Retiré du monde de la course à la suite de son terrifiant accident au Mans en 1999, Thierry Boutsen s’est depuis mué en brillant homme d’affaires. Invité de la 25ème édition du Sportel Monaco, le salon international des contenus sportifs, le Belge aux 163 Grand Prix décrypte la F1 contemporaine sans langue de bois et fustige l’assistance abusive dont bénéficient les pilotes modernes.
Thierry, tout d’abord comment allez-vous ? Votre vie de pilote vous manque-t-elle ou votre travail au sein de Boutsen Aviation comble-t-il suffisamment vos journées ?
Je vais très bien à tous les niveaux. (Grand sourire) À la fois sur le plan personnel, familial et professionnel. J’éprouve autant de plaisir aujourd’hui dans mon job que lorsque je pilotais des F1 auparavant. J’ai, de surcroît, la chance d’avoir à mes côtés une équipe très active et très sympathique. L’aviation a toujours été une passion que j’ai menée en parallèle avec ma carrière de pilote automobile. Je suis pilote d’avion depuis très longtemps maintenant et rentrer dans ce milieu là s’est fait de manière tout à fait naturel. Je vis ce travail comme la compétition. Essayer de vendre des avions représente un sacré challenge tous les jours et à chaque fois que j’y parviens c’est comme si je gagnais une course.
Si on vous donnait la possibilité de retrouver vos 20 ans aimeriez-vous rouler dans ces Formule 1 modernes ou préféreriez vous recourir à votre époque ?
Je ne connais pas les F1 actuelles et je ne sais pas à quoi cela ressemble au niveau de la conduite. J’aimerais bien les essayer une fois pour voir ce que font les pilotes aujourd’hui, ce qu’ils ont comme outil entre les mains. C’est certainement très différent de ce que nous avons vécu à l’époque. Quand j’ai commencé la F1 en 1983 les ordinateurs n’existaient tout simplement pas. Le pilote devait expliquer à l’ingénieur comment la voiture se comportait afin de l’améliorer, faire du développement et de la mise au point. Aujourd’hui, ce n’est plus du tout le cas. Les pilotes sont uniquement là pour conduire et quand ils rencontrent un problème ils l’expliquent à l’ingénieur, mais ils ne donnent aucunes solutions.
« Le côté instinctif de la chose n’existe plus malheureusement. À mon époque, on n’utilisait pratiquement pas la radio. Mes conversations avec l’équipe se limitaient à je rentre au stand ou des choses comme ça. À l’inverse, les pilotes sont complètements téléguidés aujourd’hui »
Les performances de la machine ont désormais clairement pris le pas sur celles du pilote. Cette prépondérance de la voiture sur l’homme n’est-elle pas problématique ?

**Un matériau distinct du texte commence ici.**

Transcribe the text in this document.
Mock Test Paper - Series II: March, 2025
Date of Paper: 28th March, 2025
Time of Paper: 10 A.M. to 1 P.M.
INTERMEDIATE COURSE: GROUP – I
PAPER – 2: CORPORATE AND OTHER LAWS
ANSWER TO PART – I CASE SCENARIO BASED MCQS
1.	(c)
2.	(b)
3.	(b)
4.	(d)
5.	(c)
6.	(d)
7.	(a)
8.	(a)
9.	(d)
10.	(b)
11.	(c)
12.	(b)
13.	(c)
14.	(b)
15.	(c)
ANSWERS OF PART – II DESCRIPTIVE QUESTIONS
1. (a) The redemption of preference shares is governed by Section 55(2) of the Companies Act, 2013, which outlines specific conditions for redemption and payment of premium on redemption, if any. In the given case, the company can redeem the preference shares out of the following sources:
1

C’était déjà le cas à mon époque, mais c’était beaucoup moins flagrant et il y avait toujours moyen, dans certaines circonstances un peu particulières, de faire la différence comme j’ai pu le réussir à quelques occasions. Actuellement c’est toujours la meilleure voiture qui gagne. La différence entre les deux pilotes ne s’opère ensuite qu’en fonction de la chance ou de la malchance et d’un concours de circonstance. Il est très intéressant de voir à quel point la technique a pris le pas sur le pilotage et la performance des pilotes. Même si on met le plus mauvais pilote du plateau dans la meilleure voiture il va gagner. Si on ne lui donne pas la meilleure voiture il ne peut absolument rien faire. Aujourd’hui, seul Alonso arrive à faire la différence au volant d’une mauvaise voiture.
Le bannissement partiel des conversations radios a fortement agité le paddock l’an dernier lors du Grand Prix de Singapour. Ne regrettez-vous que les pilotes d’aujourd’hui soient autant téléguidés par leurs ingénieurs ?
Il est clairement regrettable que les pilotes actuels communiquent sans arrêt, car le côté instinctif de la chose n’existe plus malheureusement. À mon époque, on n’utilisait pratiquement pas la radio. Mes conversations avec l’équipe se limitaient à « je rentre au stand » ou des choses comme ça. À l’inverse, les pilotes sont complètements téléguidés aujourd’hui. Tout est calculé, préparé, épié. Cela ne m’enthousiasme pas de voir comment les choses se passent, mais je crois que la communication est omniprésente de nos jours. Tout le monde est devant son smartphone, son ordinateur et communique perpétuellement. C’est le monde qui est comme ça. Je ne sais pas si une interdiction des conversations radios changerait quoique ce soit, car on pourra toujours communiquer avec des panneaux ou d’autres artifices.